The water level of Jhelum and its tributaries have fallen drastically owing to dry weather conditions prevalent since the last month in Kashmir Valley. As of September 12 at 9 p.m., the water level of Jhelum River at Sangam measured minus 0.01 feet, at Ram Munshi Bagh it was flowing at 2.20 feet, and at Asham 1.55 feet. Additionally, its tributaries also showed low water levels. Vishow Nallah at Khudwani was flowing at 2.34 meters, Rambiyara Nallah at Wachi -0.48 meters, Doodhganga Nallah at Barazulla 0.58 meters, Lidder Nallah at Batkoot 0.22 meters, and Sindh Nallah at Doderhama 0.23 meters. Meanwhile, reports have poured in from multiple areas within the valley, including the summer capital Srinagar, regarding the scarcity of drinking water. This shortage underscores the critical importance of water conservation and the need to safeguard this invaluable resource.
Understanding Jhelum River's Seasonal Fluctuations
During the spring season, the Jhelum and its tributaries experience the highest flows as the snow in the upper regions begins to melt due to rising temperatures. This rapid snowmelt typically continues until summer. While occasional monsoon showers may help sustain water levels until September, even excess rainfall during this southwest monsoon season cannot guarantee a stable water supply in the autumn. Autumn is the season when Kashmir witnesses reduced monsoon activity and the impact of Western Disturbances is minimal. Moreover, as temperatures in higher altitudes drop below freezing point, the melt-off from glaciers slows down, further contributing to lower water levels in the Jhelum and its tributaries.
This decline in water levels results in water shortages in many areas, prompting people to realize the true importance of water. It is essential to conserve water and recognize its significance because not everyone has ready access to it, whether they reside in cities, towns, or villages. However, we have often taken water for granted and allowed wastage to persist.
Why Water Conservation Matters - A Multi-Faceted Response to Skeptics
It is important to respond to counterarguments from various angles made by those who downplay the significance of water scarcity.
First, climate change has disrupted the traditional seasons, blurring the lines between spring and autumn. An example from last year shows that soaring temperatures, above normal by 10 – 15 degrees Celsius, amid prolonged dry and sunny spells in March and April led to record-high water levels in early spring. However, as the dry weather persisted into May, water levels reached unprecedented lows, resembling the flow typically seen in autumn. This situation led to significant challenges in irrigating farmlands, causing substantial damage to paddy crops, and adversely affecting both the horticulture and agriculture sectors. This unpredictability underscores that water scarcity can arise unexpectedly, even during seasons when it is least anticipated.

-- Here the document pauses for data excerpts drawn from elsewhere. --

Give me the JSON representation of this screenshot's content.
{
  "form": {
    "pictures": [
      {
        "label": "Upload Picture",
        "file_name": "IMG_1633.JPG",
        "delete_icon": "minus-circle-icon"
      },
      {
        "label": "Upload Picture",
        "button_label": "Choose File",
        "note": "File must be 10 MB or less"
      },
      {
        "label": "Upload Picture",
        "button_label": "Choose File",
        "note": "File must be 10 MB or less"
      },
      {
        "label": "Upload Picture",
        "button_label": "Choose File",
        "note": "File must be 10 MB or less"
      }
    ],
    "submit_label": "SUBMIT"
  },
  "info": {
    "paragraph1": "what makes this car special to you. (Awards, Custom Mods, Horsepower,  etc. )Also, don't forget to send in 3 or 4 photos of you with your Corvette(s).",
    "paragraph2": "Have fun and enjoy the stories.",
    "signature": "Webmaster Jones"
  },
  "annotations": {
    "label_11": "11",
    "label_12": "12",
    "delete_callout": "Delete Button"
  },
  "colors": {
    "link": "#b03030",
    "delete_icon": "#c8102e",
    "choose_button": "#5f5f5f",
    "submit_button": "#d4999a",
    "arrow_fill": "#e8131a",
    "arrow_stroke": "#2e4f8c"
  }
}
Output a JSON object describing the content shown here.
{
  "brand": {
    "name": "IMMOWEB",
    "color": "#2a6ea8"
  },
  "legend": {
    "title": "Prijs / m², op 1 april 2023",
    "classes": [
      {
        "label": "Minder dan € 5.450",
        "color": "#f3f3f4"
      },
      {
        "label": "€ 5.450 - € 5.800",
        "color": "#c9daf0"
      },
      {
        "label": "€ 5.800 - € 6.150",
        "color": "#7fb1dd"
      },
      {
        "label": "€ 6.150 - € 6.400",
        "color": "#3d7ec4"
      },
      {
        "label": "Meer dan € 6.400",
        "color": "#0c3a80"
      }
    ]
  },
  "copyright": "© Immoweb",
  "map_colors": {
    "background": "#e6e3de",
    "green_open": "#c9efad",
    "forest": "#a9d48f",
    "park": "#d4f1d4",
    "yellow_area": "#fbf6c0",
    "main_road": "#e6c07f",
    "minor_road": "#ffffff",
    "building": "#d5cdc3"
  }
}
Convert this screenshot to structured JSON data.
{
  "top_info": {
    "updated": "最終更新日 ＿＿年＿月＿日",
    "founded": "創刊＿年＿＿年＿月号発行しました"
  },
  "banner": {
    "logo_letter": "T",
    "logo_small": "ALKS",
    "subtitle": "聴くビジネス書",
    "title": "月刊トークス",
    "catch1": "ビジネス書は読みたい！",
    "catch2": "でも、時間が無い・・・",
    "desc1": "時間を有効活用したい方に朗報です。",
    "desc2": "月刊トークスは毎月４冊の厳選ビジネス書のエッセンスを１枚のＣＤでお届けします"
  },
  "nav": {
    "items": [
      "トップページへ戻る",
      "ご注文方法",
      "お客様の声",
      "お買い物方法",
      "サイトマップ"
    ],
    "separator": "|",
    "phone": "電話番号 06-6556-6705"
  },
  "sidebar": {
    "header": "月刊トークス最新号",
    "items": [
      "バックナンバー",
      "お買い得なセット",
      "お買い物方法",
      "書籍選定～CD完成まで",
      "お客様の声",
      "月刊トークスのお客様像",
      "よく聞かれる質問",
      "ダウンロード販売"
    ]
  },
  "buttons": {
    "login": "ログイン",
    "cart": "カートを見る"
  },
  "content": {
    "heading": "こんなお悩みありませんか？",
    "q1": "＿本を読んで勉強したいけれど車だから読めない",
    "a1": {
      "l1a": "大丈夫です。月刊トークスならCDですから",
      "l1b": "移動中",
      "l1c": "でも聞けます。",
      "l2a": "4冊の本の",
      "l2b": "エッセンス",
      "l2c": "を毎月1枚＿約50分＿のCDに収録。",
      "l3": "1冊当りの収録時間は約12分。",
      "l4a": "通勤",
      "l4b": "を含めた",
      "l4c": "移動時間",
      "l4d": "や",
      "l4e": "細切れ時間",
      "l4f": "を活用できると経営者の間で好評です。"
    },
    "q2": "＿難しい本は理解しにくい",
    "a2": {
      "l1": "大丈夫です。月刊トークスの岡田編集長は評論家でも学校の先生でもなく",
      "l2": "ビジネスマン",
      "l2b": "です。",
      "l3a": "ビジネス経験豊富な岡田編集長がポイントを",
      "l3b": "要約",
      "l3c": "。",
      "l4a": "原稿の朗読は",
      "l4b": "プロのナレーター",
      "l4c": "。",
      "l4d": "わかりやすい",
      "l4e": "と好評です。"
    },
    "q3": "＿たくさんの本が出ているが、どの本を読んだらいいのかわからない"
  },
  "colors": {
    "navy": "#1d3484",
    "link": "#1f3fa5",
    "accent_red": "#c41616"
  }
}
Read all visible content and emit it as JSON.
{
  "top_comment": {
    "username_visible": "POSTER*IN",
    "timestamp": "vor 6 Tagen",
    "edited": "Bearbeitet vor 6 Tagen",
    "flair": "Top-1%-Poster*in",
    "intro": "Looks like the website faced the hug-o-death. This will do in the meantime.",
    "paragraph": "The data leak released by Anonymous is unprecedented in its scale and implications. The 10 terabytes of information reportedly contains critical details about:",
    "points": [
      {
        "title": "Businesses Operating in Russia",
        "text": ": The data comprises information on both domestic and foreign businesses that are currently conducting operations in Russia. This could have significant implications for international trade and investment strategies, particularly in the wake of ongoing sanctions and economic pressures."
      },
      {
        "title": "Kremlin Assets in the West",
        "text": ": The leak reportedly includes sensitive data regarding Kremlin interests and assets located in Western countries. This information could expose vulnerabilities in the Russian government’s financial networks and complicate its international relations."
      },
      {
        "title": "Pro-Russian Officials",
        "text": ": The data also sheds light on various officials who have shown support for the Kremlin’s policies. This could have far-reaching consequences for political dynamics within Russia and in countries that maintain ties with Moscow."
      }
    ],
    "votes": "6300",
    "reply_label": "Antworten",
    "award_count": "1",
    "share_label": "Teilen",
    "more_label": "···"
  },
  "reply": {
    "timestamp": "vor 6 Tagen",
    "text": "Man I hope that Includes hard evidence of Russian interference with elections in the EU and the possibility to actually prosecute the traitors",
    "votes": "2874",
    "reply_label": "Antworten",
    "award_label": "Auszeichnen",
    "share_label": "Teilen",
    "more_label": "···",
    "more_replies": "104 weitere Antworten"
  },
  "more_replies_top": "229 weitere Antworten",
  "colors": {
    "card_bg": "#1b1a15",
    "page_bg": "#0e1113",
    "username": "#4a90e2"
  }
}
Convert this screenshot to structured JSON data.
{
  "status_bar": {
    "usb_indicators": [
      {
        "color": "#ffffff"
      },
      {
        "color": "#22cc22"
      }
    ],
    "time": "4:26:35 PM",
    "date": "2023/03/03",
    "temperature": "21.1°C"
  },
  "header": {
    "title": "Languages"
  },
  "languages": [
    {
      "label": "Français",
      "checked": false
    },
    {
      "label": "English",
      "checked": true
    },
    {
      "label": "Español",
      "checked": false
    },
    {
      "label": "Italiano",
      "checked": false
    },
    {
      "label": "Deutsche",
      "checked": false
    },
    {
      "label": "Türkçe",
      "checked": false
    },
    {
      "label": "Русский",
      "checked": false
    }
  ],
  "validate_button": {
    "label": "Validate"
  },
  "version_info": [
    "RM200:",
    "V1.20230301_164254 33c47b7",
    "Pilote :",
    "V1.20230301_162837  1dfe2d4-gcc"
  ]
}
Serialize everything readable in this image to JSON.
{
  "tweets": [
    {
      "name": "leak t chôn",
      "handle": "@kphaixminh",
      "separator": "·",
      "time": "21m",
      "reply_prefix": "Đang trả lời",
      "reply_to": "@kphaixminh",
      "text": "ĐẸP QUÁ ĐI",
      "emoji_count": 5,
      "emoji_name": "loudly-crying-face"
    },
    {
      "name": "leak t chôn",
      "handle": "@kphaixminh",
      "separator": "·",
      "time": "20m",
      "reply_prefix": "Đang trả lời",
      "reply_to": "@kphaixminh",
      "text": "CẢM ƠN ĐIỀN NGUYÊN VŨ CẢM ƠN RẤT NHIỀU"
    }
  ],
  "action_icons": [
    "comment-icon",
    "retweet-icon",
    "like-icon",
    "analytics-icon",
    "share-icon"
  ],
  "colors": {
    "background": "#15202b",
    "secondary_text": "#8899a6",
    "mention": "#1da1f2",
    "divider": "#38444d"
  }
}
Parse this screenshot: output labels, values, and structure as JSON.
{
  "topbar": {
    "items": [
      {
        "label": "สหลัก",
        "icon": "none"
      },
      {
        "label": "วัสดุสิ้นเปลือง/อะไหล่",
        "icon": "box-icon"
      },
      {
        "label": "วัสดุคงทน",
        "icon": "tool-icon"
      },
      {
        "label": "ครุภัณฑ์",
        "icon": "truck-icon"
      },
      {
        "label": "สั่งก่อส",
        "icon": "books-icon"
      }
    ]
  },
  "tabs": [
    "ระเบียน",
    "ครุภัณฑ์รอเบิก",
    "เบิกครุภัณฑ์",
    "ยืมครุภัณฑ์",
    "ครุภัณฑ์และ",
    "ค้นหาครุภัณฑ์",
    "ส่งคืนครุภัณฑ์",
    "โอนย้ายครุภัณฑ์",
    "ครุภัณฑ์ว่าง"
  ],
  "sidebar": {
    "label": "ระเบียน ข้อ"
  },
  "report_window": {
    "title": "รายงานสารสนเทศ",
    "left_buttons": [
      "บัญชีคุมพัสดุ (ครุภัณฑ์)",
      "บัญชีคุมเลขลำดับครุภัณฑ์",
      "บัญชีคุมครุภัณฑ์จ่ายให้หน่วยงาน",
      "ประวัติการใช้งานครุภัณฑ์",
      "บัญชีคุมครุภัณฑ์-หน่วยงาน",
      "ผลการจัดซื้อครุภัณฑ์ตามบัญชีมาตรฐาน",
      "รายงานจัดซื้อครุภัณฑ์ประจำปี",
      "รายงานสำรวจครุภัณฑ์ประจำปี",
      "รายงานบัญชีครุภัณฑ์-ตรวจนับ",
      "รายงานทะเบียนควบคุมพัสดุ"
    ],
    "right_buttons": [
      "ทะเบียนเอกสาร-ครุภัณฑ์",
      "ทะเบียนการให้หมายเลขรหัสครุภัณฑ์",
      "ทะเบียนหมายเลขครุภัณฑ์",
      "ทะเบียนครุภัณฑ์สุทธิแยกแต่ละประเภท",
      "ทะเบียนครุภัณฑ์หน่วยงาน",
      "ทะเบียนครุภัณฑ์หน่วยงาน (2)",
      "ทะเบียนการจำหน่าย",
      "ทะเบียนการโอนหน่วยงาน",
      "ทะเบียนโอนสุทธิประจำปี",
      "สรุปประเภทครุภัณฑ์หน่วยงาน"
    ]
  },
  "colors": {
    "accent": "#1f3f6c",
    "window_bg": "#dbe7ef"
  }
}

Second, religious teachings, such as those in Islam and Hinduism, emphasize the importance of water conservation. Islamic teachings advise against wastefulness, emphasizing that Allah does not favor those who waste resources. Allah has instructed humankind not to be wasteful in the following verse: “O Children of Adam! Take your adornment at every mosque, eat and drink but waste not by excess, for God loveth not the wasters” (Surah Al-A'raf, The Heights 7:31). The Prophet Muhammad (peace be upon him) set an example by using limited water to perform wudu and take a bath, promoting a culture of water conservation. Even where water was available plentifully, such as a flowing river, the Prophet (peace be upon him) still advised not to be wasteful: “Do not waste water even if performing ablution on the bank of a fast-flowing river”. Musnad Aḥmad 7065.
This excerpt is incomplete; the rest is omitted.